Presented by
Emmanuel Akyeampong, PhD
Ellen Gurney Professor of History and of African and
African American Studies, Harvard University
Minister for Worship and Formation, Harvard University Memorial Church
In the 1960s, economist and anthropologist Polly Hill dubbed Ghanaians “Pan-African fisherman.” Ghanaian fishermen could be found all along the West African coast from the Gambia to the Niger Delta. Today, Ghana accounts for about 70 to 80 percent of all pelagic fish catches (sardines, anchovies, herring, mackerel) in the Gulf of Guinea. Yet in the past two to three decades, annual catches of small pelagic fish there have declined precipitously, plummeting from 270,000 metric tons in 1990s to 16,000 metric tons in 2016. The factors accounting for the decline are complex: overfishing, ocean warming, the menace of foreign industrial trawlers, and illegal, unreported, and unregulated (IUU) fishing practices. The collapse of marine fisheries has generated a debate about customary practices rooted in indigenous religion that treated the sea as sacred space and regulated fishing practices. Has social change and religious pluralism undermined the ethics of conservation? How can the ethics of conservation be rehabilitated as part of the multi-pronged effort to revive marine fisheries along the West African coast?
Admission to the talk is free and open to the public, and lunch will be provided. Guests are encouraged to arrive at 11:45am for refreshments.

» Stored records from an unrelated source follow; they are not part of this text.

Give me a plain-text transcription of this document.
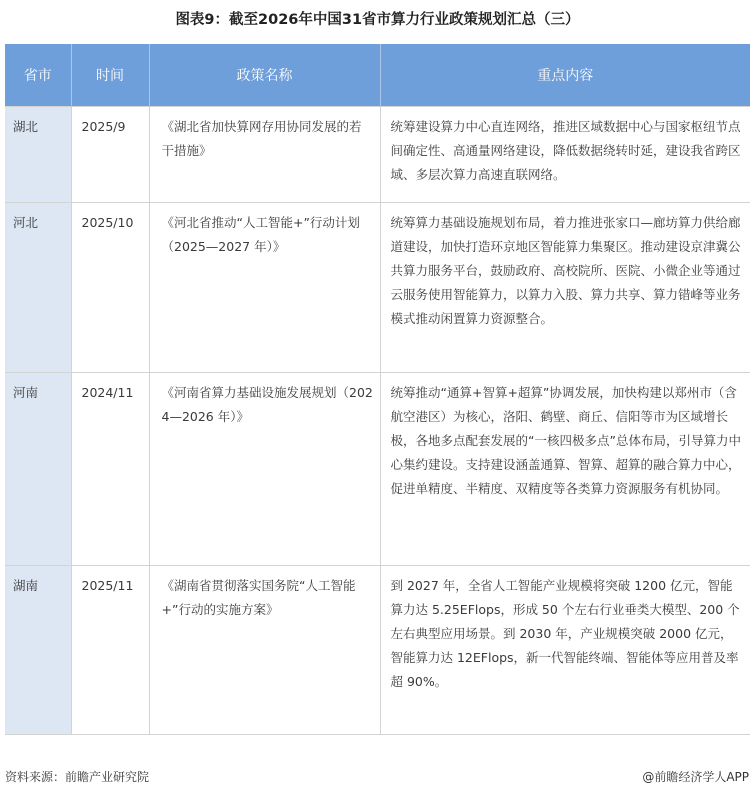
图表9：截至2026年中国31省市算力行业政策规划汇总（三）
省市	时间	政策名称	重点内容
湖北	2025/9	《湖北省加快算网存用协同发展的若干措施》	统筹建设算力中心直连网络，推进区域数据中心与国家枢纽节点间确定性、高通量网络建设，降低数据绕转时延，建设我省跨区域、多层次算力高速直联网络。
河北	2025/10	《河北省推动“人工智能+”行动计划（2025—2027 年）》	统筹算力基础设施规划布局，着力推进张家口—廊坊算力供给廊道建设，加快打造环京地区智能算力集聚区。推动建设京津冀公共算力服务平台，鼓励政府、高校院所、医院、小微企业等通过云服务使用智能算力，以算力入股、算力共享、算力错峰等业务模式推动闲置算力资源整合。
河南	2024/11	《河南省算力基础设施发展规划（2024—2026 年）》	统筹推动“通算+智算+超算”协调发展，加快构建以郑州市（含航空港区）为核心，洛阳、鹤壁、商丘、信阳等市为区域增长极，各地多点配套发展的“一核四极多点”总体布局，引导算力中心集约建设。支持建设涵盖通算、智算、超算的融合算力中心，促进单精度、半精度、双精度等各类算力资源服务有机协同。
湖南	2025/11	《湖南省贯彻落实国务院“人工智能+”行动的实施方案》	到 2027 年，全省人工智能产业规模将突破 1200 亿元，智能算力达 5.25EFlops，形成 50 个左右行业垂类大模型、200 个左右典型应用场景。到 2030 年，产业规模突破 2000 亿元，智能算力达 12EFlops，新一代智能终端、智能体等应用普及率超 90%。
资料来源：前瞻产业研究院	@前瞻经济学人APP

Sponsored as part of the Leir Lecture Series by the School of Climate, Environment, and Society; the Alice Coonley Higgins Institute for Arts and Humanities; the Marsh Institute; the Center for Gender, Race, and Area Studies; and the Departments of English: of History; of Language, Literature, and Culture; and of Sustainability and Social Justice at Clark University
About the Speaker
Emmanuel Akyeampong is the Ellen Gurney Professor of History and of African and African American Studies at Harvard University, and the Minister for Worship and Formation at Harvard University Memorial Church. He served as the Oppenheimer Faculty Director of the Harvard Center for African Studies from July 2016 to June 2023. Akyeampong is a Fellow of the Ghana Academy of Arts and Sciences, and a Corresponding Fellow of the Royal Historical Society (UK). He obtained his PhD in History from the University of Virginia in 1993, and his MDiv from Andover Newton Theological School in 2014. He received an honorary Doctor of Laws from the University of Ghana in 2018, and an honorary Doctor of Letters from the University of Cape Coast in 2023. Akyeampong is the author and editor of several books and articles including Independent Africa: The First Generation of Nation Builders (2023); Between the Sea and the Lagoon: An Eco-Social History of the Anlo of Southeastern Ghana (2001); and Drink, Power, and Cultural Change: A Social History of Alcohol in Ghana, c.1800 to Recent Times (1996). He served as co-chief editor with Henry Louis Gates, Jr., for the Dictionary of African Biography, 6 vols. (2012). Akyeampong is a principal investigator for one of the inaugural grants from the Harvard Salata Institute for Climate and Sustainability, “Examining the Impact of Sea-Level Rise, Urban Flooding, and Coastal Erosion on Settlement and Livelihoods in Côte d’Ivoire, Ghana, and Nigeria.”